MARGUERITE Braunberger took the stand on Saturday, March 30, the twelfth day of the trial and the last one for the prosecution witnesses. As the third widow to testify, Braunberger discussed her husband’s disappearance on the morning of June 20, 1942, noting the mysterious phone call summoning him to a meeting at the L’Étoile métro station on the pretense of taking him to care for a patient at an unknown location on rue Duret.
An usher of the court opened one of the glass cages in the room and showed the witness a blue shirt with white pinstripes and a man’s hat, size 50. Braunberger, embracing them, confirmed that they had been worn by her husband the day he disappeared.
“How do you explain this find?” asked Maître Perlès, the attorney for the Braunberger family.
“The moment has not come for me to answer,” Petiot said.
“I would advise you to do so,” Leser said.
Petiot refused, adding that he would respond after the other witnesses had testified.
“That gives you time to think of a reply,” Perlès said.
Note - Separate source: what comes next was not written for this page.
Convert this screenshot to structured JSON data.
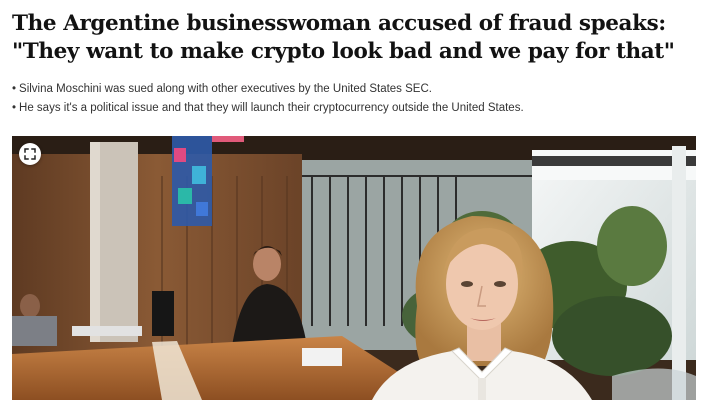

“Petiot, I order you to answer.”
The defendant held his ground, promising a rebuttal in half an hour.
“Mon Dieu, I’m not going to go anywhere.” As the court would soon learn, Petiot actually had an unexpected answer to the accusations.
After Madame Braunberger left the stand, the prosecution called Raymond Vallée
to testify about the relationship between Braunberger and Petiot. He was well placed to provide information. A friend of the Braunbergers and a cousin of Georgette Petiot, Vallée had hosted the luncheon where the victim and his alleged murderer met.
Vallée told the court about receiving a letter, purportedly from Braunberger, on June 24, 1942, asking him to bring his furniture to one of Petiot’s properties near the Bois de Boulogne. Vallée admitted that he had been skeptical. He did not understand how Braunberger could have possibly known about the town house.
Petiot’s expressions had been full of disdain, but at one point during the testimony, he lost his temper and jumped out of his chair, shouting at the witness. Leser ordered him to sit down and control himself. A guard, standing behind Petiot, indicated that he should comply, using the familiar tu form, not the formal vous.
“I forbid you to use tu with me!” Petiot yelled at the guard, who simply repeated the order.
“Fuck you!” Petiot screamed.
As the crowd jeered, Leser pounded the gavel and shouted for everyone to calm down. But then, as Petiot started to ask Vallée a question, Leser allowed the witness to leave the stand. Floriot smiled. The clerk of the court, alert to the possibility of a mistrial, whispered to Leser. An usher was sent to fetch Vallée. Moments later, he returned to answer Petiot’s question. It was insignificant.
Other members of the Braunberger household took the stand, including the maid, the cook, and a nurse from Dr. Braunberger’s medical practice. Each one identified the shirt and hat as belonging to the doctor.
Petiot now asked for the two pieces of evidence. “There was no reason for me to kill this old Jew.” Not only did he barely know him, but Braunberger obviously didn’t take any money or valuables with him the morning he left his apartment. There was nothing to gain, the defendant said. As for the shirt, Petiot disputed the prosecution’s claims that it bore Braunberger’s initials. “Do not speak to me anymore about this hat or shirt,” he concluded, literally tossing the items at the clerk. Floriot would soon have more to say about these items.